All Weibull distribution parameters in the present data set were found to follow lognormal distributions. Consequently, all subsequent analyses were conducted using natural logarithms of parameters, which were normal distributed. In order to visualize the respective predictive value of Weibull distribution parameters and task completion rate, Figure 2 shows scatterplots of task satisfaction scores by those predictors, respectively. Linear regression using characteristic time t (logarithmized) alone explains 66%, task completion rate 35%, (log) offset time t0 33%, and (log) shape parameter g 10% of satisfaction variance.
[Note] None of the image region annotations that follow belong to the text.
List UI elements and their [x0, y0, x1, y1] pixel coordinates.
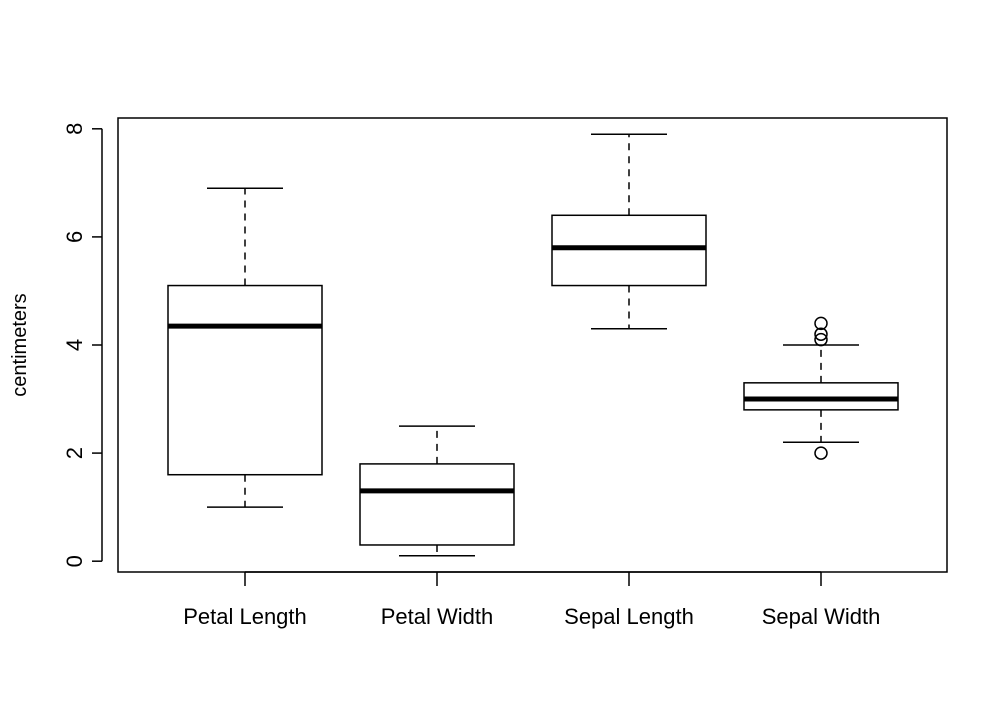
y-axis-label: centimeters — [9, 293, 31, 396]
y-tick-label: 4 — [62, 339, 87, 351]
x-axis: Petal Length Petal Width Sepal Length Sepal… — [183, 571, 881, 629]
box-sepal-length — [551, 133, 707, 330]
outlier-point — [814, 446, 828, 460]
iqr-box — [167, 284, 323, 476]
outlier-point — [814, 332, 828, 347]
y-tick-label: 2 — [62, 447, 87, 459]
x-tick-label: Petal Width — [381, 604, 494, 629]
boxes-group — [167, 133, 899, 557]
y-tick-label: 8 — [62, 123, 87, 135]
iqr-box — [551, 214, 707, 287]
outlier-point — [814, 316, 828, 331]
y-axis: 0 2 4 6 8 — [62, 123, 103, 567]
iqr-box — [359, 463, 515, 546]
x-tick-label: Sepal Length — [564, 604, 694, 629]
box-petal-length — [167, 187, 323, 508]
x-tick-label: Petal Length — [183, 604, 307, 629]
y-tick-label: 6 — [62, 231, 87, 243]
outlier-point — [814, 327, 828, 341]
x-tick-label: Sepal Width — [762, 604, 881, 629]
iqr-box — [743, 382, 899, 411]
box-sepal-width — [743, 316, 899, 460]
y-tick-label: 0 — [62, 555, 87, 567]
box-petal-width — [359, 425, 515, 557]
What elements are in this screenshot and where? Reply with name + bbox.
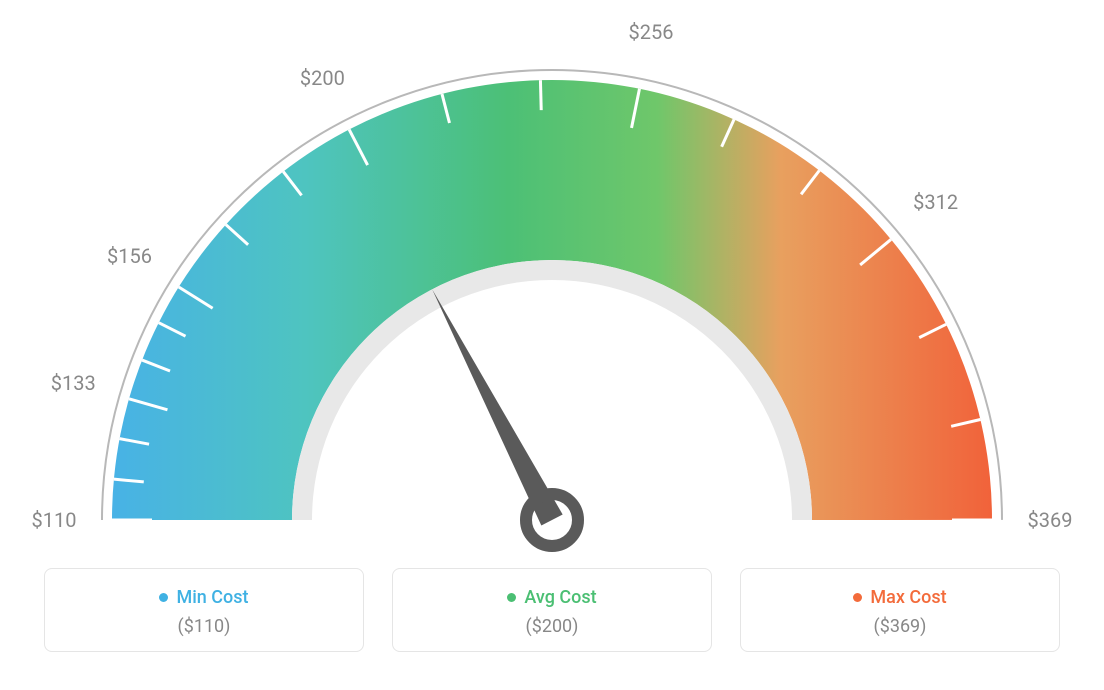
legend-min-value: ($110) xyxy=(57,616,351,637)
legend-min-label: Min Cost xyxy=(159,587,248,608)
gauge-tick-label: $312 xyxy=(913,190,958,214)
gauge-svg xyxy=(0,0,1104,560)
legend-max-label: Max Cost xyxy=(853,587,946,608)
gauge-tick-label: $110 xyxy=(32,508,77,532)
legend-card-max: Max Cost ($369) xyxy=(740,568,1060,652)
legend-card-min: Min Cost ($110) xyxy=(44,568,364,652)
gauge-tick-label: $156 xyxy=(107,244,152,268)
legend-max-value: ($369) xyxy=(753,616,1047,637)
gauge-tick-label: $200 xyxy=(300,66,345,90)
legend-row: Min Cost ($110) Avg Cost ($200) Max Cost… xyxy=(0,568,1104,652)
gauge-tick-label: $256 xyxy=(629,20,674,44)
legend-avg-label: Avg Cost xyxy=(507,587,596,608)
legend-card-avg: Avg Cost ($200) xyxy=(392,568,712,652)
gauge-tick-label: $369 xyxy=(1028,508,1073,532)
legend-avg-value: ($200) xyxy=(405,616,699,637)
gauge-tick-label: $133 xyxy=(51,371,96,395)
gauge-chart: $110 $133 $156 $200 $256 $312 $369 xyxy=(0,0,1104,560)
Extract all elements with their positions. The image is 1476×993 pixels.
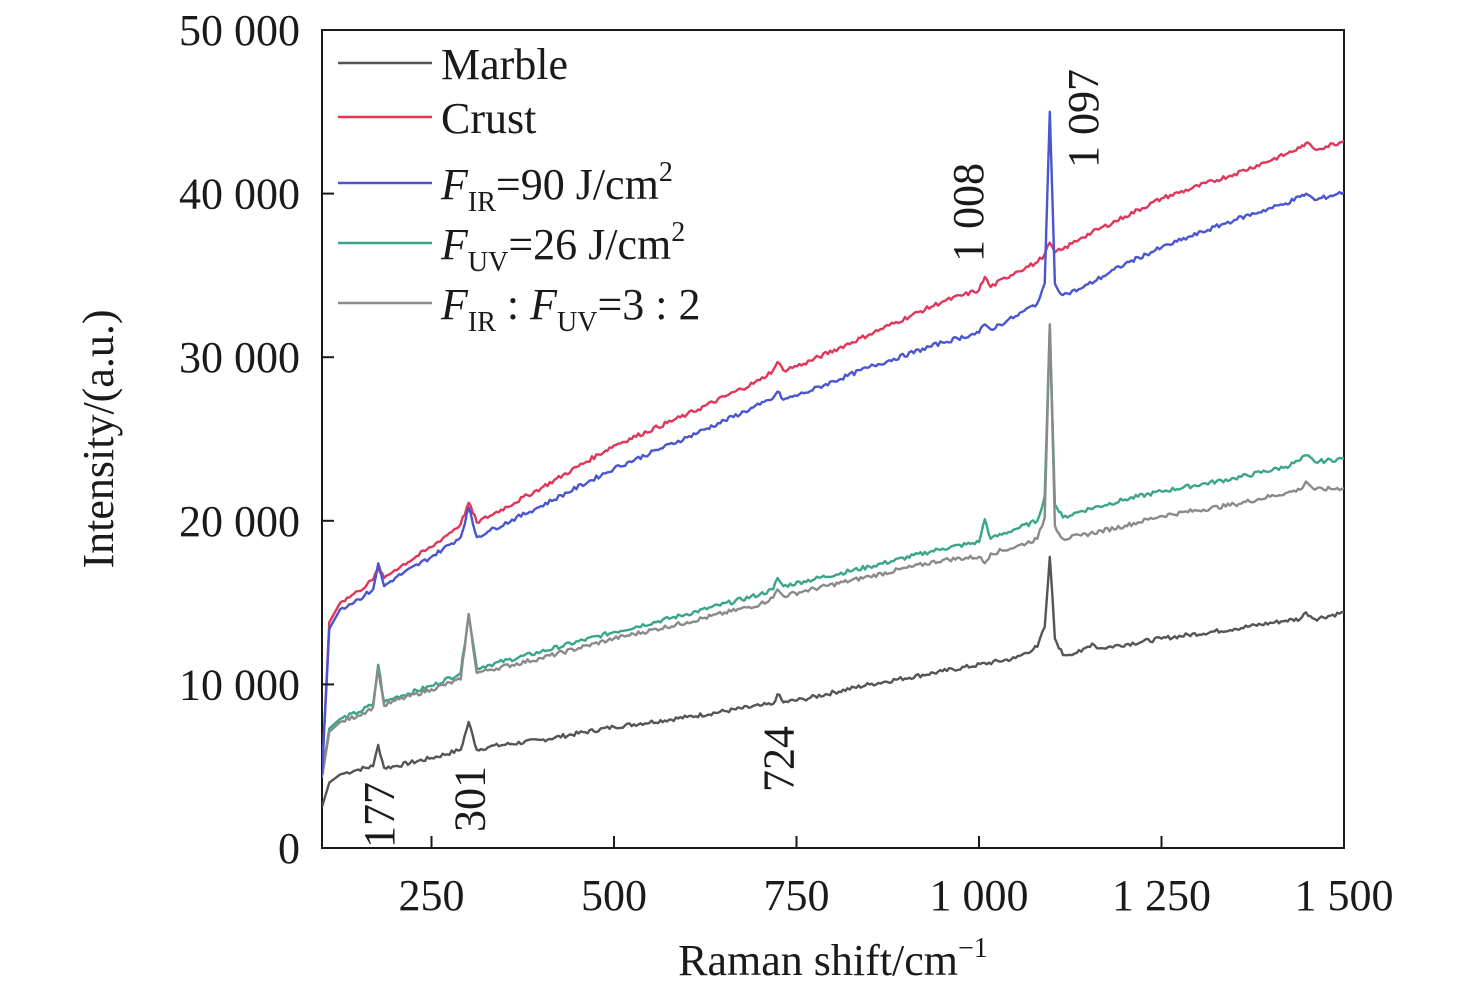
series-line-4	[322, 140, 1344, 775]
y-tick-label: 50 000	[179, 6, 300, 55]
x-tick-label: 750	[764, 871, 830, 920]
legend-label: FIR=90 J/cm2	[440, 157, 673, 218]
legend-label: FUV=26 J/cm2	[440, 217, 685, 278]
y-tick-label: 30 000	[179, 333, 300, 382]
x-axis-title-text: Raman shift/cm	[678, 936, 958, 985]
y-tick-label: 10 000	[179, 660, 300, 709]
x-axis-title-sup: −1	[958, 933, 988, 964]
x-tick-label: 1 500	[1295, 871, 1394, 920]
x-tick-label: 1 250	[1112, 871, 1211, 920]
peak-labels: 177 301 724 1 008 1 097	[355, 69, 1108, 848]
legend-label: FIR : FUV=3 : 2	[440, 280, 701, 338]
plot-frame	[321, 29, 1345, 849]
x-tick-label: 500	[581, 871, 647, 920]
peak-label: 301	[446, 766, 495, 832]
y-axis-title: Intensity/(a.u.)	[74, 309, 123, 568]
peak-label: 177	[355, 782, 404, 848]
series-line-5	[322, 110, 1344, 775]
series-layer	[322, 110, 1344, 808]
x-tick-label: 1 000	[930, 871, 1029, 920]
series-line-1	[322, 555, 1344, 808]
y-tick-label: 20 000	[179, 497, 300, 546]
peak-label: 1 008	[944, 163, 993, 262]
peak-label: 1 097	[1059, 69, 1108, 168]
x-tick-label: 250	[399, 871, 465, 920]
legend-label: Crust	[441, 94, 536, 143]
peak-label: 724	[755, 726, 804, 792]
series-line-3	[322, 323, 1344, 778]
series-line-2	[322, 323, 1344, 775]
x-axis-title: Raman shift/cm−1	[678, 933, 988, 985]
legend-label: Marble	[441, 40, 568, 89]
y-tick-label: 40 000	[179, 170, 300, 219]
y-tick-label: 0	[278, 824, 300, 873]
ticks-layer: 250 500 750 1 000 1 250 1 500 0 10 000 20 000 30 …	[179, 6, 1394, 920]
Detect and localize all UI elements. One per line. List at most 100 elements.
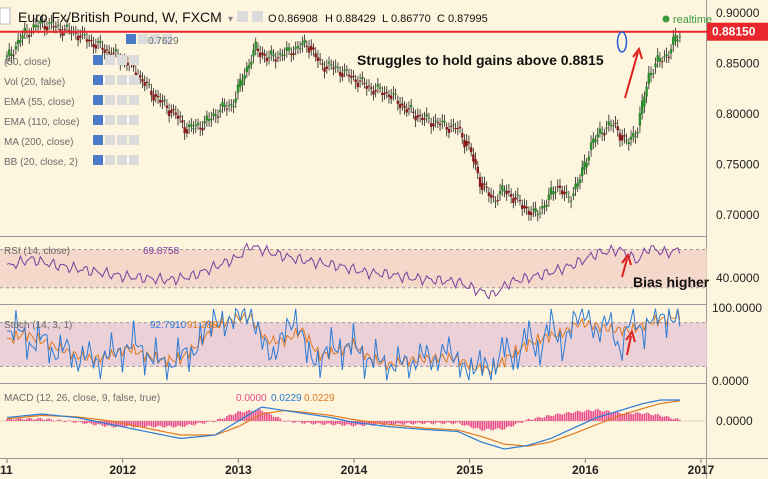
indicator-row: EMA (110, close)	[4, 115, 139, 128]
candle-body	[574, 184, 577, 190]
symbol-select-button[interactable]	[0, 7, 11, 25]
macd-histogram-bar	[154, 421, 157, 428]
candle-body	[512, 198, 515, 203]
candle-body	[465, 141, 468, 146]
macd-histogram-bar	[477, 421, 479, 428]
candle-body	[296, 45, 300, 48]
candle-body	[263, 54, 266, 56]
candle-body	[318, 58, 322, 60]
candle-body	[474, 159, 477, 165]
macd-histogram-bar	[281, 420, 284, 422]
macd-histogram-bar	[621, 414, 623, 421]
macd-histogram-bar	[48, 418, 50, 421]
candle-body	[374, 90, 377, 92]
candle-body	[496, 200, 499, 202]
macd-histogram-bar	[667, 416, 670, 421]
chevron-down-icon[interactable]: ▾	[228, 14, 233, 25]
settings-icon	[138, 34, 148, 44]
candle-body	[54, 26, 58, 28]
candle-body	[625, 139, 628, 141]
macd-histogram-bar	[15, 419, 17, 421]
macd-histogram-bar	[263, 412, 266, 421]
macd-histogram-bar	[519, 421, 521, 423]
macd-histogram-bar	[512, 421, 515, 427]
time-tick-label: 2017	[688, 463, 715, 477]
candle-body	[381, 92, 384, 96]
macd-histogram-bar	[226, 416, 228, 421]
macd-histogram-bar	[630, 413, 632, 421]
eye-icon[interactable]	[237, 11, 248, 22]
candle-body	[50, 21, 53, 24]
price-axis-ticks: 0.90000 0.85000 0.80000 0.75000 0.70000	[716, 6, 760, 222]
macd-histogram-bar	[310, 421, 313, 424]
header-controls[interactable]: ▾	[228, 11, 263, 25]
macd-histogram-bar	[88, 421, 90, 423]
price-highlight-circle	[616, 31, 628, 53]
macd-histogram-bar	[17, 418, 19, 421]
indicator-label: BB (20, close, 2)	[4, 157, 78, 168]
macd-histogram-bar	[330, 421, 333, 425]
macd-histogram-bar	[46, 419, 48, 421]
candle-body	[667, 56, 670, 58]
macd-histogram-bar	[186, 421, 188, 426]
macd-histogram-bar	[503, 421, 506, 430]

In order to further analyze the respective contributions of t0, t, g, and task completion time to user satisfaction, intercorrelations between these metrics need to be considered in more detail. In linear regression analysis, the sequence at which regressors are entered into the prediction model is crucial: Because shared variance can only be used once for explanation, its relative importance will only be attributed to the regressor entered first in the model equation.

Intercorrelations between the metrics we consider in this paper can be expected to be substantial: A longer click path (affecting t0) will offer more opportunities to make and correct random sidesteps and mistakes (affecting t) that may cause user fatigue (affecting g), dissatisfaction, and the likelihood of task fails.

A Principal Components Analysis (PCA) reveals that the task completion rate and (log) Weibull parameters metrics are indeed highly intercorrelated. There is a strong first, generic component explaining 61.7% of common variance; the next two components explain 17.6% and 11.2%, respectively. Figure 3 shows a two-dimensional plot of the metrics in the first two PCA dimensions.

In this plot, Satisfaction and ln(t) are almost perfectly collinear, loading strongly on the first component. The second component is characterized by the shape parameter g. Task Completion Rate (TCR) and Offset Time t0 also contribute variance to this component; however, they share most variance with the Satisfaction and ln(t) dimension.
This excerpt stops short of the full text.